Xilinx/xup_vitis_network_example

Server crashes when loading the benchmark bitfile

trashcrash opened this issue · 4 comments

I have 2 alveo U280 cards on a same host, directly connected.
Built the design using make all DEVICE=xilinx_u280_xdma_201920_3 INTERFACE=3 DESIGN=benchmark
Here's what I was trying to run:

from vnx_utils import *
import pynq
xclbin = '../benchmark.intf3.xilinx_u280_xdma_201920_3/vnx_benchmark_if3.xclbin'
ol_w0 = pynq.Overlay(xclbin,device=pynq.Device.devices[0])
ol_w1 = pynq.Overlay(xclbin,device=pynq.Device.devices[1])

The system crashes and reboots automatically when ol_w0 = pynq.Overlay(xclbin,device=pynq.Device.devices[0]) is executed. I also confirmed the devices do exist:

for i in range(len(pynq.Device.devices)):
    print("{}) {}".format(i, pynq.Device.devices[i].name))

Output:

0) xilinx_u280_xdma_201920_3
1) xilinx_u280_xdma_201920_3

I tried 2 times on the single bitfile, and re-compiled the design for a new bitfile. All lead to system reboot.

I've found some other thread likely concerning this problem (https://support.xilinx.com/s/question/0D52E00006hpJNLSA2/system-crashes-when-pcie-bit-is-burned-on-fpga?language=en_US), could this be the boards on PCIe are disconnected somehow? I ran the basic designs without any problem. Any idea why the crash happens? Thanks!


System information
Manufacturer: Supermicro
Product Name: X9DRG-QF
Version: 0123456789

OS version
LSB Version: :core-4.1-amd64:core-4.1-noarch:cxx-4.1-amd64:cxx-4.1-noarch:desktop-4.1-amd64:desktop-4.1-noarch:languages-4.1-amd64:languages-4.1-noarch:printing-4.1-amd64:printing-4.1-noarch
Distributor ID: CentOS
Description: CentOS Linux release 7.9.2009 (Core)
Release: 7.9.2009
Codename: Core

XRT version
XRT Build Version: 2.6.655
Build Version Branch: 2020.1

pynq version
PYNQ version 2.7.0

Hi,

PCIe are disconnected somehow?

No, this should not happen. The link you reference is for Vivado designs not Vitis.

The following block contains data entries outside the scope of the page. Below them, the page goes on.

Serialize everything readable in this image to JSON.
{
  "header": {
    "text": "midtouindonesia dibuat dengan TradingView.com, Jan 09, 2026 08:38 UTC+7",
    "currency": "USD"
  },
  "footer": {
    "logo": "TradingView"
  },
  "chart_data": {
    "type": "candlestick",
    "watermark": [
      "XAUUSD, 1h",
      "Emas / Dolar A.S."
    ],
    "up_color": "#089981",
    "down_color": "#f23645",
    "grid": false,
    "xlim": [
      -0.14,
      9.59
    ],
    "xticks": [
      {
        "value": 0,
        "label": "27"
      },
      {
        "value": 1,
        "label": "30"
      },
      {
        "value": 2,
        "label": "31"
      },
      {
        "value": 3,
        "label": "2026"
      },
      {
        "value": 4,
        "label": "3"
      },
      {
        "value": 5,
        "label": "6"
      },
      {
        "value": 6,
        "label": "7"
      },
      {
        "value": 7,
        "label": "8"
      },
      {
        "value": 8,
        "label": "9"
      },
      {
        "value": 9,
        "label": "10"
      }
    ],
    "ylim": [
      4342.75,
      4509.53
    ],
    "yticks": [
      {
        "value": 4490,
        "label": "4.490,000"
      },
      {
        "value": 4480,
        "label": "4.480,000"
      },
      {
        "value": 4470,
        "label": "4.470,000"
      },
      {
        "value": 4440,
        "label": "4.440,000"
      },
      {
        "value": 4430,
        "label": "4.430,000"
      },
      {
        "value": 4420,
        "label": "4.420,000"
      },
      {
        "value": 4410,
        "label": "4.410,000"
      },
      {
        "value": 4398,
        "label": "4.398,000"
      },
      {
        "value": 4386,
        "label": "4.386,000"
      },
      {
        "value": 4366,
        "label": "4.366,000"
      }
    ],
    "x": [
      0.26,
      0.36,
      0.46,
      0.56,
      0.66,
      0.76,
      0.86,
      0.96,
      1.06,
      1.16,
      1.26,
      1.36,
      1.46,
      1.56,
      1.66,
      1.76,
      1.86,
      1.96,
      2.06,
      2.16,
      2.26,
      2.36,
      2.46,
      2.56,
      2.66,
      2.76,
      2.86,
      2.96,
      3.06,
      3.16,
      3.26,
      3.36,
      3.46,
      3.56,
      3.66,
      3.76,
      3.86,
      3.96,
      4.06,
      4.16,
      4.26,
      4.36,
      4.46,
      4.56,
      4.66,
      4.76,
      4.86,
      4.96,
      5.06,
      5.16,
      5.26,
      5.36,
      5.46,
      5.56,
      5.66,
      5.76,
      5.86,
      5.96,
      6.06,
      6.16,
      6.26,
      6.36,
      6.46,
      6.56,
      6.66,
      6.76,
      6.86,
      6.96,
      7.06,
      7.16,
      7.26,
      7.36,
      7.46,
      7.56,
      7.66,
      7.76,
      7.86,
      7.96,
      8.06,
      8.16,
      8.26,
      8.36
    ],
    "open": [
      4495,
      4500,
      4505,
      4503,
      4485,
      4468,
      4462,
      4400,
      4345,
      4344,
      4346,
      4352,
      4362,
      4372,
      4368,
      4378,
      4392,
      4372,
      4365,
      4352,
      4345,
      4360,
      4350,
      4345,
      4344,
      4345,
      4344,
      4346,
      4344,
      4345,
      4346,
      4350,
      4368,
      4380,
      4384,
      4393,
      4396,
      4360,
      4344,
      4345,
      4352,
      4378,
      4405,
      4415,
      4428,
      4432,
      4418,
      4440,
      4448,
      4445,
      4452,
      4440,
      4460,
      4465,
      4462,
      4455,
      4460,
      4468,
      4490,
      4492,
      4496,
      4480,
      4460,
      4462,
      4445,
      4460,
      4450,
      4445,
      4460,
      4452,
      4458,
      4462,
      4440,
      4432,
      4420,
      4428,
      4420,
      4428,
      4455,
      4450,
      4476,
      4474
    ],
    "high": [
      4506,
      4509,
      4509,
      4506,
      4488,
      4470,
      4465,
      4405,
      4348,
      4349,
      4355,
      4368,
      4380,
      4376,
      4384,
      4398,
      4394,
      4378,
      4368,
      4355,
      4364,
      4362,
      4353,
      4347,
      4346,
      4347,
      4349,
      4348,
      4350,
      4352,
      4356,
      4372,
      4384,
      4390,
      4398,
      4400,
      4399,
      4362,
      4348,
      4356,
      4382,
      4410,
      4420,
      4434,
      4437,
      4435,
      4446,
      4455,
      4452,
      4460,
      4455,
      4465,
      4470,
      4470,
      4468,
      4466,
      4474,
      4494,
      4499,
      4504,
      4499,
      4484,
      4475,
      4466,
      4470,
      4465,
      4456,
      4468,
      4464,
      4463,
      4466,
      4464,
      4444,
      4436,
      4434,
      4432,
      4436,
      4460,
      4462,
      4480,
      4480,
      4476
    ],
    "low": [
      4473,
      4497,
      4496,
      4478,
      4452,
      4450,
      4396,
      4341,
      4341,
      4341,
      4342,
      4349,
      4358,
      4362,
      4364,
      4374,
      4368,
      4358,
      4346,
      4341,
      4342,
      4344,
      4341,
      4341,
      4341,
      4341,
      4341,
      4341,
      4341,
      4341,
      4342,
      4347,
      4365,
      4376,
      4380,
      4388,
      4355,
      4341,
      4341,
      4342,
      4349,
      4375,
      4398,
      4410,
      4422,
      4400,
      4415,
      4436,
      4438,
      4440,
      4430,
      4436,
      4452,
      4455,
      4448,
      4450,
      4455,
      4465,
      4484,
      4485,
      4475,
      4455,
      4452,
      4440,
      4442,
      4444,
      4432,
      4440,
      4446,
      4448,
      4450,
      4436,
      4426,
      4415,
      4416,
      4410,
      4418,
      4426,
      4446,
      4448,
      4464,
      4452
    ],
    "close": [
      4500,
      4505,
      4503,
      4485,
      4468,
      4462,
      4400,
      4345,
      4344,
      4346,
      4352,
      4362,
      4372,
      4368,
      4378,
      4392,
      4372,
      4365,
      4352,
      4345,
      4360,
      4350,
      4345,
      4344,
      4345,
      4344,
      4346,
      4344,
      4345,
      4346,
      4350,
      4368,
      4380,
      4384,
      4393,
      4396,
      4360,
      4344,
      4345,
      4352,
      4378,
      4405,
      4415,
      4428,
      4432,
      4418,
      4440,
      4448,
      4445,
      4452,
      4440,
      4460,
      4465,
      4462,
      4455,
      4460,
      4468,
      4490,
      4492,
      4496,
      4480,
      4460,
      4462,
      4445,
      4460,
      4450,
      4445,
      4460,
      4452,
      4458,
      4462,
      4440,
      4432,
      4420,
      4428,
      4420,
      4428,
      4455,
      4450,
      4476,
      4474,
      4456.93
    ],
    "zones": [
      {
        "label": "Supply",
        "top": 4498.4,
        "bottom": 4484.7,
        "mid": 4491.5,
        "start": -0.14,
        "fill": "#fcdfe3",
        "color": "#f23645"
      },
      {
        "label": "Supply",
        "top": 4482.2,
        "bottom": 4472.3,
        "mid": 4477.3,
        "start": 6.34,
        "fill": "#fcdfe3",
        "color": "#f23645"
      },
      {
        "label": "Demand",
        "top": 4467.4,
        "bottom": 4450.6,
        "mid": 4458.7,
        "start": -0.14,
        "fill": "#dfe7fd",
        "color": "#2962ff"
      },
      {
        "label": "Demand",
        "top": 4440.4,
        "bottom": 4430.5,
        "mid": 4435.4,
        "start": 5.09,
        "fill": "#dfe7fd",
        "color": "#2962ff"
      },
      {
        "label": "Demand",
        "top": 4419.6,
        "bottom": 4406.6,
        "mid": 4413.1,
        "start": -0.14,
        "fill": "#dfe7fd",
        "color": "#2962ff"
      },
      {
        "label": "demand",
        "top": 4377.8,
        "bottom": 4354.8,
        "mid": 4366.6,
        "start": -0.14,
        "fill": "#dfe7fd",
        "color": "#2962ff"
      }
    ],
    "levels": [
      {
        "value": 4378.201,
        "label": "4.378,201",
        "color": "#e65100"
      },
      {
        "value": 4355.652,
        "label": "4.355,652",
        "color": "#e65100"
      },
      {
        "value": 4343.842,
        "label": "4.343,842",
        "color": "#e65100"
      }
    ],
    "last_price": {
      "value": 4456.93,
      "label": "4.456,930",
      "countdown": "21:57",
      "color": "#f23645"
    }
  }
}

Can you try to grab the dmesg logs of the previous boot?

Can you try to program the Alveo cards in a different order?

Can you try to program the Alveo cards with xbutil?

The XRT version seems quite old as well

This problem does not seem to be related to VNx nor PYNQ, but I'll try to provide some help

The dmesg log is too long so I uploaded it to drive
https://drive.google.com/file/d/1zzh4L7YiTF7bIBLyzLN-Q2S45vplo2A_/view?usp=sharing

A different order gives the same crash

Using xbutil program -d 1 -p vnx_benchmark_if3.xclbin still results in system crashing.

You are right, it doesn't seem to be related to your work. I'll close the issue after your response. Thanks again for the good work you've achieved :)

The dmesg message is for the current boot.
I am interested in the dmesg message when the system crash, you can try something like this https://unix.stackexchange.com/a/345978

A few things you could try:

  • Generate the benchmark design for only one interface
  • Update XRT to at least 2.11

Could this be a power problem?

With only 1 single interface the server doesn't crash. The server simply couldn't handle 2 interfaces, power-wise or otherwise, it seems.